Un rapport souligne les liens entre l’alimentation et la santé mentale des Britanniques

Londres (Grande-Bretagne), 16 janvier 2006 – Les changements intervenus ces dernières décennies dans l’alimentation consommée au Royaume-Uni affectent la santé mentale de la population, selon un rapport scientifique.

« Bien nourrir son corps revient à bien nourrir son esprit (…) mais faute d’un changement radical des pratiques agricoles et alimentaires, en particulier concernant le poisson, il n’y aura pas de nourriture saine et nourrissante à l’avenir », selon la chercheuse Courtney Van de Weyer, co-auteur de l’étude.

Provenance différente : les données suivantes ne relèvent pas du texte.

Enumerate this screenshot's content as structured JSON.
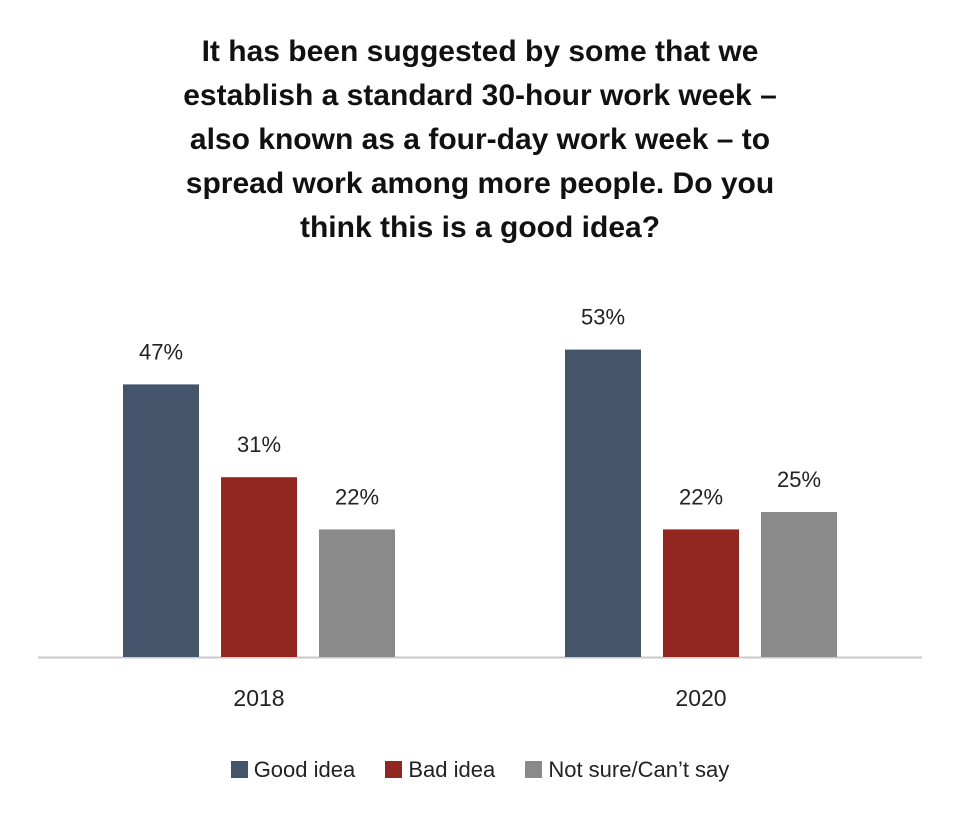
{
  "chart_data": {
    "type": "bar",
    "title_lines": [
      "It has been suggested by some that we",
      "establish a standard 30-hour work week –",
      "also known as a four-day work week –  to",
      "spread work among more people. Do you",
      "think this is a good idea?"
    ],
    "categories": [
      "2018",
      "2020"
    ],
    "series": [
      {
        "name": "Good idea",
        "values": [
          47,
          53
        ],
        "labels": [
          "47%",
          "53%"
        ],
        "color": "#44546a"
      },
      {
        "name": "Bad idea",
        "values": [
          31,
          22
        ],
        "labels": [
          "31%",
          "22%"
        ],
        "color": "#922621"
      },
      {
        "name": "Not sure/Can’t say",
        "values": [
          22,
          25
        ],
        "labels": [
          "22%",
          "25%"
        ],
        "color": "#8a8a8a"
      }
    ],
    "ylim": [
      0,
      60
    ],
    "unit": "%",
    "legend_position": "bottom",
    "grid": false
  }
}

L’enquête de l’organisation Sustain (subsister) et de la Fondation pour la santé mentale (MHF) souligne l’effet de ce que l’on mange sur le fonctionnement du cerveau.

Elle montre comment l’usage de pesticides et d’additifs ont altéré la composition des organismes des animaux d’élevage. La consommation humaine d’acides gras oméga 6 s’est accrue en conséquence au détriment des oméga 3.

Ces parts inégales, combinées avec des carences en vitamines et en minéraux, seraient liées à la dépression ainsi qu’aux problèmes de concentration et de mémoire.

Ce cas est aggravé par le fait que les Britanniques mangent de moins en moins de poisson, bien que cet aliment soit la principale source d’oméga 3.

Sustain et la MHF déplorent aussi la baisse des acides aminés dans l’alimentation, rappelant que ces éléments composent les neurotransmetteurs du cerveau.

Le manque d’acides aminés, d’après le rapport, conduirait à la dépression et à l’apathie, et affecterait la motivation et la capacité à se détendre.